Emmanuel Ameisen [00:21:30]: Models are getting cheaper, faster and better. I think that generally it's worth sort of like investing in a really good product experience at the cost of more tokens. And I'm happy to talk about more methods to do so. Before doing a lot of this, I was actually using alums heavily and spent a bunch of time prompting them. So happy to talk about prompting as well. Cool. Thank you very much, Emmanuel. And now we have time for a few questions.
Emmanuel Ameisen [00:21:59]: Let's raise your hand and we'll bring you the mic.
Q1 [00:22:02]: Thank you for the excellent talk. My question is about context windows because we're seeing models now with from 100k context window to a million context window. With the increase in context window, obviously you fit more information, but there is, you know, trade offs with that. Curious in regards to are the larger context windows seeing kind of a proportion trade off, like only 10% it's forgetting. You say you pack it full of information, or are you seeing other types of trade offs? Like it's starting to confuse or hallucinate even facts that are synthesized from that context.
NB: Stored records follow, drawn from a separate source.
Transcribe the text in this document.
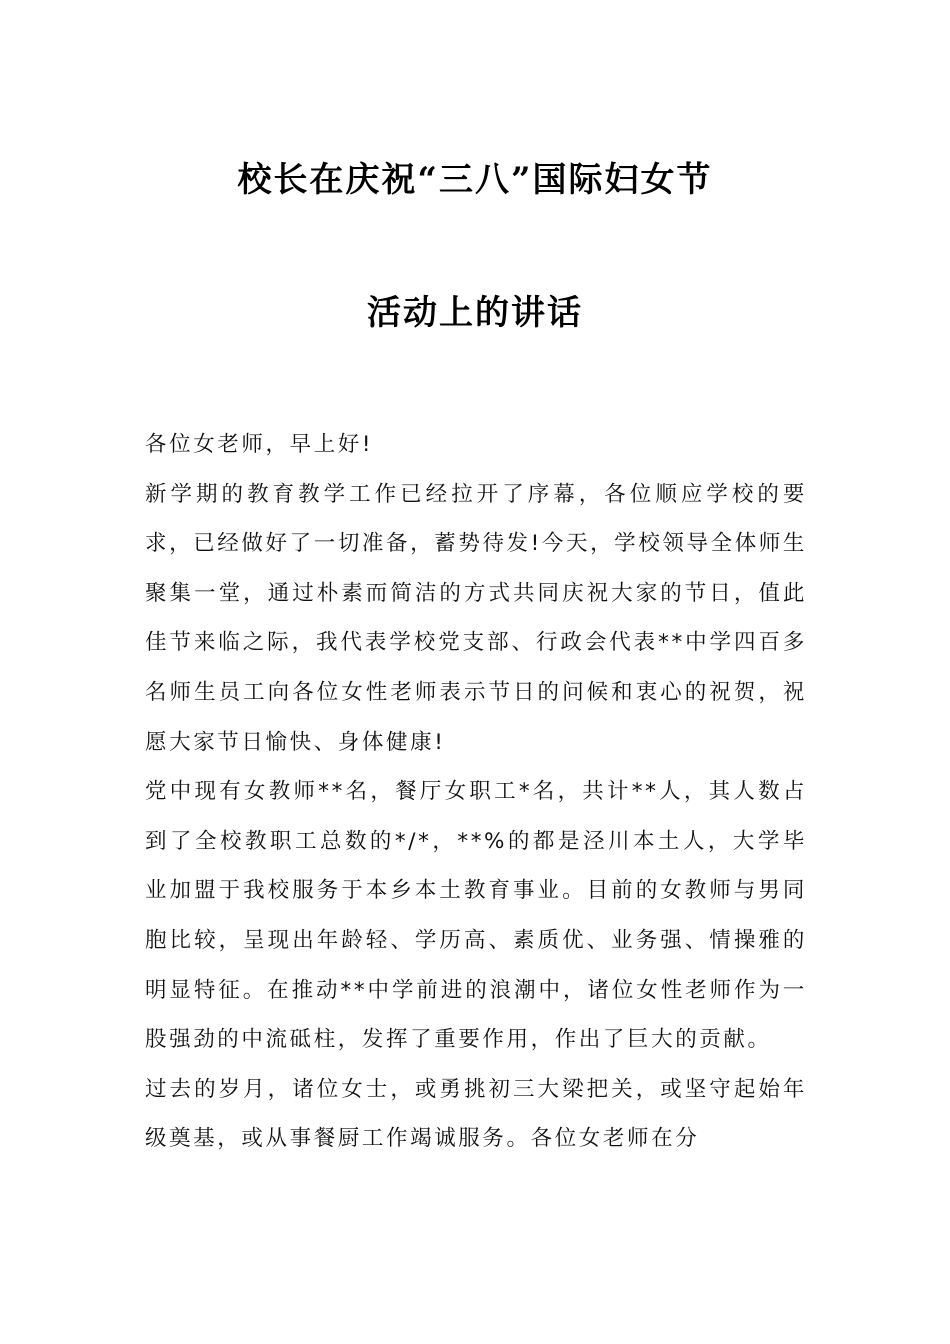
校长在庆祝“三八”国际妇女节
活动上的讲话

各位女老师，早上好!

新学期的教育教学工作已经拉开了序幕，各位顺应学校的要求，已经做好了一切准备，蓄势待发!今天，学校领导全体师生聚集一堂，通过朴素而简洁的方式共同庆祝大家的节日，值此佳节来临之际，我代表学校党支部、行政会代表**中学四百多名师生员工向各位女性老师表示节日的问候和衷心的祝贺，祝愿大家节日愉快、身体健康!

党中现有女教师**名，餐厅女职工*名，共计**人，其人数占到了全校教职工总数的*/*，**%的都是泾川本土人，大学毕业加盟于我校服务于本乡本土教育事业。目前的女教师与男同胞比较，呈现出年龄轻、学历高、素质优、业务强、情操雅的明显特征。在推动**中学前进的浪潮中，诸位女性老师作为一股强劲的中流砥柱，发挥了重要作用，作出了巨大的贡献。

过去的岁月，诸位女士，或勇挑初三大梁把关，或坚守起始年级奠基，或从事餐厨工作竭诚服务。各位女老师在分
Emmanuel Ameisen [00:22:40]: Yeah, so the question is about trade offs in context windows. And so I think actually more recent models, if you look at their performance over large context windows, actually are just extremely good. Not getting confused. It used to be the case that you kind of like, didn't want to use too much context because the model would like. There was this lost in the middle effect where the model would lose information in the middle. Now, that's much less true. But there's still downsides to stuffing the context window. I would say that there's a few that come to mind.
Emmanuel Ameisen [00:23:07]: One is oftentimes the approach of stuffing the context window comes with just, say, throw everything in the kitchen sink at it. And that just in its nature, you might just. If you retrieve every version of your documentation, including conflicting versions, then the model will get confused, because version three says this, but a version four says that it doesn't know how to answer your question. And the other thing is just latency and cost. I think cost, as I mentioned, is coming down pretty quickly and latency is coming down as well. But at any given point in time, you're paying a latency cost as you add things to the context window as much as you can, pare down what you put in the context window, usually through things like rag or just like better selection of what you ingest, the better it is.